Tre tornei, protagoniste diverse e un filo conduttore fatto di vittorie nette da una parte e battaglie al super tie-break dall’altra. Si sono conclusi sui campi della Nino Bixio i campionati provinciali femminili, che hanno messo in palio i titoli nelle categorie Open, quarta categoria e Lady 40. Numeri piuttosto contenuti nel tabellone assoluto, con appena quattro partecipanti e nessuna giocatrice di seconda categoria, mentre è stato decisamente più corposo il torneo di quarta, valido anche come prequalificazione provinciale agli Internazionali BNL d’Italia 2026, con 26 iscritte.
Nel torneo Open di seconda e terza categoria ha dominato senza discussioni Sara Segalini, che ha fatto valere tutta la propria esperienza lasciando appena quattro game alle avversarie nell’intero percorso. Tre incontri e tre vittorie nettissime per la giocatrice della Nino Bixio, capace di imporsi prima per 6-0 6-0 su Margherita Baldiati, poi per 6-0 6-2 su Laura Toschi, prima di completare l’opera in finale con un altro 6-0 6-2 ai danni di Carolina Fiamma. Un cammino praticamente perfetto, nel quale Segalini ha messo subito in chiaro la differenza di esperienza rispetto alle giovani avversarie.
Molto diverso il copione nel Lady 40, dove Stefania Barbieri, testa di serie numero uno, ha dovuto sudare fino all’ultimo punto per conquistare il titolo. Nove le giocatrici al via e per la vincitrice sono arrivate due autentiche battaglie consecutive. In semifinale Barbieri ha superato Marika Mulattieri al termine di una sfida tiratissima: 7-5 5-7, quindi il super tie-break deciso soltanto sul 12-10. Ancora più combattuta la finale contro Clelia Risi. Dopo un primo set dominato 6-0, Barbieri ha subito la reazione dell’avversaria, capace di portare il match al super tie-break grazie al 6-3 del secondo parziale. Anche qui, però, la testa di serie numero uno ha trovato le energie per spuntarla, chiudendo 10-8. Due super tie-break vinti consecutivamente: un titolo conquistato con grande tenacia.
Il torneo con la partecipazione più numerosa è stato però quello di quarta categoria, con 26 giocatrici al via e in palio anche l’accesso alla fase regionale delle prequalificazioni agli Internazionali BNL d’Italia 2026. A imporsi è stata Paola Nicotera, protagonista di una finale molto equilibrata contro Monica Tacchini, chiusa sul 6-3 7-6. Una sfida combattuta, con Tacchini capace di tenere a lungo il ritmo della futura vincitrice, prima del definitivo allungo di Nicotera.
Nel percorso verso la finale, però, la giocatrice che ha maggiormente sorpreso è stata la 4 NC Simona Montagnini. Partendo da una classifica decisamente più arretrata rispetto alle principali teste di serie, Montagnini ha infilato addirittura cinque vittorie, arrivando fino alla semifinale. Il risultato più prestigioso è arrivato nei quarti, quando ha eliminato la testa di serie numero due Yuliany Francia Zapata Romero al termine di un’altra maratona: dopo aver perso il primo set 6-2, Montagnini ha ribaltato l’incontro vincendo il secondo 7-5 e poi il super tie-break per 10-7. Una rimonta che le ha spalancato le porte delle semifinali, dove ha però trovato la futura campionessa Nicotera, capace di interromperne la splendida corsa.
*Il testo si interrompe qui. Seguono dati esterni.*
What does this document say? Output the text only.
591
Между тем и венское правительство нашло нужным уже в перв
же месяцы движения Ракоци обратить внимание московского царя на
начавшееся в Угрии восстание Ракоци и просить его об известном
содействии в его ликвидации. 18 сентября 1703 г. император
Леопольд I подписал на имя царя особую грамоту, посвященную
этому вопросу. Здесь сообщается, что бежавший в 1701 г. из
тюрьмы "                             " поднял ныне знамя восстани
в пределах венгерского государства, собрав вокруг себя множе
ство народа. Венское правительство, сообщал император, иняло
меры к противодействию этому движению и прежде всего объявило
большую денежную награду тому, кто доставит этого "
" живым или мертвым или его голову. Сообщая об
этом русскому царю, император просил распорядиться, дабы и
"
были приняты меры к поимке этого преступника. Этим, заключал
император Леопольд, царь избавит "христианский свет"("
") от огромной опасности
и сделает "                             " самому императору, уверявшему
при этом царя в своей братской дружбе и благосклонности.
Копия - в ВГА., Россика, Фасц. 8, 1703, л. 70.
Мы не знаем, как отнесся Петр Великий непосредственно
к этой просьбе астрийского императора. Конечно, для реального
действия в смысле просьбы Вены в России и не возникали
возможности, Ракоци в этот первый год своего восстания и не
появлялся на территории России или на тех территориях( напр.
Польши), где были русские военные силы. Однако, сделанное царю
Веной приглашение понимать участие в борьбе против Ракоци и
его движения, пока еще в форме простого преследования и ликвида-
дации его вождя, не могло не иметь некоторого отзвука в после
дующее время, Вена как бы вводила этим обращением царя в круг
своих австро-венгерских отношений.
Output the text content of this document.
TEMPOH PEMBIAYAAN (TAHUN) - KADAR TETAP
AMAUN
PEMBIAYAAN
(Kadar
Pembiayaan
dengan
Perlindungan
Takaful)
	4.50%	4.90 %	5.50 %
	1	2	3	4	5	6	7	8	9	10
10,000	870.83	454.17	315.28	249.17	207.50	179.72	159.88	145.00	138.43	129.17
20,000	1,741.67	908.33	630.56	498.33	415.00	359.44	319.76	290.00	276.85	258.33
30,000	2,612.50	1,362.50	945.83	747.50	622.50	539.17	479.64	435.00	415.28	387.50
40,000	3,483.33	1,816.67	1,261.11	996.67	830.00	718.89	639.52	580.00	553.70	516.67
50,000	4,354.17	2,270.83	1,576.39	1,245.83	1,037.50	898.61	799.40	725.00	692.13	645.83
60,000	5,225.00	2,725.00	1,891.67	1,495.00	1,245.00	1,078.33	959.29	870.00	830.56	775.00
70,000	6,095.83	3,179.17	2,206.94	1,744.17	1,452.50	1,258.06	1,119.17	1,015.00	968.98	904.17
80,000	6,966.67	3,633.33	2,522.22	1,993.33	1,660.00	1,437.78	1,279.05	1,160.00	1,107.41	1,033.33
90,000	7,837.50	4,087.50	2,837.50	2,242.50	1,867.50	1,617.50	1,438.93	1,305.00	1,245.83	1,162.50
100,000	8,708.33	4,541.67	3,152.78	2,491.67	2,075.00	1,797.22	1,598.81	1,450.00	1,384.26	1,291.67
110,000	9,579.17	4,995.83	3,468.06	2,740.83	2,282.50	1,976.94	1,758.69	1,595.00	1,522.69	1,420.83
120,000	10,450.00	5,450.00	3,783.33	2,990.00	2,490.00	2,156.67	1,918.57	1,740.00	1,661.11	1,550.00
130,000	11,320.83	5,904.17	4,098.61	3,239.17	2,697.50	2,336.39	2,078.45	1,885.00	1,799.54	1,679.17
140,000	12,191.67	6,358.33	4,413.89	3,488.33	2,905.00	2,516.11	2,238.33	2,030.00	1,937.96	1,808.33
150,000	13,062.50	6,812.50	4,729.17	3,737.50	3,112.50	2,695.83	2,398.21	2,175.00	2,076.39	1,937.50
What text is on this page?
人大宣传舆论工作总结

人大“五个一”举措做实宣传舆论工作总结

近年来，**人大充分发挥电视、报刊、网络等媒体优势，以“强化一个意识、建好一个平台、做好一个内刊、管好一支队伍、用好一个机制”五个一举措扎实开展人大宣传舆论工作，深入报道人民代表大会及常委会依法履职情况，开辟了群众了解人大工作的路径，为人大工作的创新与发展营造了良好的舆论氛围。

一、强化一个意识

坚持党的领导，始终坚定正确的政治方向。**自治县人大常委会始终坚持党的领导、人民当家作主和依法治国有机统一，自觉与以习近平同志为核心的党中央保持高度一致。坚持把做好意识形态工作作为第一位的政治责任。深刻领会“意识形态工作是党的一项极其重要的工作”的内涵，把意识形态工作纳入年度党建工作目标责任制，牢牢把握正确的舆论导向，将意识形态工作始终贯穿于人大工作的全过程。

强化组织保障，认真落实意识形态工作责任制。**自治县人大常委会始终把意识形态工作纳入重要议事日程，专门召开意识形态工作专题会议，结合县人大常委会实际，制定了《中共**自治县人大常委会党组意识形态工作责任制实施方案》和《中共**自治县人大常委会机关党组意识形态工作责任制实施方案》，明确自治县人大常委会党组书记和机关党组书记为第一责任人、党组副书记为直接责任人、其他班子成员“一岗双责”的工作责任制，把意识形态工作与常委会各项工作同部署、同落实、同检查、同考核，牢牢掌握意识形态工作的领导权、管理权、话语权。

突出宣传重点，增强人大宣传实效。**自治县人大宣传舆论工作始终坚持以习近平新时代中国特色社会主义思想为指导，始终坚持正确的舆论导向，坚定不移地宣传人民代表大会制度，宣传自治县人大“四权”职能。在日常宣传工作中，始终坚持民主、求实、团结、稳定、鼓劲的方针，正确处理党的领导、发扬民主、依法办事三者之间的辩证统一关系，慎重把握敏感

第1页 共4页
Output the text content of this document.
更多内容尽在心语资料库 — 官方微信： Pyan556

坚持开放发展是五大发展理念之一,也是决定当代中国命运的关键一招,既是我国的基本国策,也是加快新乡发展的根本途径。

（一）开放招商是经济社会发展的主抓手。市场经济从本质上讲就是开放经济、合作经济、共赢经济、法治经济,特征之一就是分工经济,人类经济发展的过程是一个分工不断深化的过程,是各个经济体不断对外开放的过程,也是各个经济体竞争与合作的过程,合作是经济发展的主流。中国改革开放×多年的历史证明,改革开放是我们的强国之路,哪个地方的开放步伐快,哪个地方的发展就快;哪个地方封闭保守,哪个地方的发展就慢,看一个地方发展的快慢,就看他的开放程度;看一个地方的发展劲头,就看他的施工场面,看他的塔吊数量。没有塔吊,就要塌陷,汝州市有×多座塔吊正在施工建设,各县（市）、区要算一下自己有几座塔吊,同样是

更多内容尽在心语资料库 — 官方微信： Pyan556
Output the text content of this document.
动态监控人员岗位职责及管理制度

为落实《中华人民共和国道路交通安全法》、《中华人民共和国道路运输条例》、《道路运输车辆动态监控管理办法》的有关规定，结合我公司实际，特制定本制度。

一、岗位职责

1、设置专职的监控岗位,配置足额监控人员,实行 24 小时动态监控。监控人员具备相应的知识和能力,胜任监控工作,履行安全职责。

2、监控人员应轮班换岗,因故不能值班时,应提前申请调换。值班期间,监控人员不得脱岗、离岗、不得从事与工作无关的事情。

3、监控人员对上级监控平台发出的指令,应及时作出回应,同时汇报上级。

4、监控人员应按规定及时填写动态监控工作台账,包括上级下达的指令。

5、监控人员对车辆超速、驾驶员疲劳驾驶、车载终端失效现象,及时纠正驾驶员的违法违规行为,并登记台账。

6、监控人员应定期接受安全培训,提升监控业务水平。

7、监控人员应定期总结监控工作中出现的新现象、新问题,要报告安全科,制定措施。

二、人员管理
Tre tabelloni con tre storie differenti, dunque: il dominio di Segalini nell’Open, la tenacia di Barbieri nel Lady 40 e la cavalcata di Montagnini nel torneo di quarta, concluso con il successo di Nicotera. Per la Nino Bixio, una settimana di tennis femminile che ha regalato soprattutto qualche bella battaglia nei tabelloni più numerosi, pur con numeri di partecipazione non particolarmente elevati nel torneo assoluto.
A chiudere la manifestazione sono state le premiazioni, alla presenza del presidente della Nino Bixio Paolo Molinaroli, del maestro Davide Bonfanti e del delegato provinciale FITP Gianni Fulgosi, con un ringraziamento particolare a Roberta Cotta che ha seguito con grande attenzione l’intera manifestazione e il regolare svolgimento degli incontri.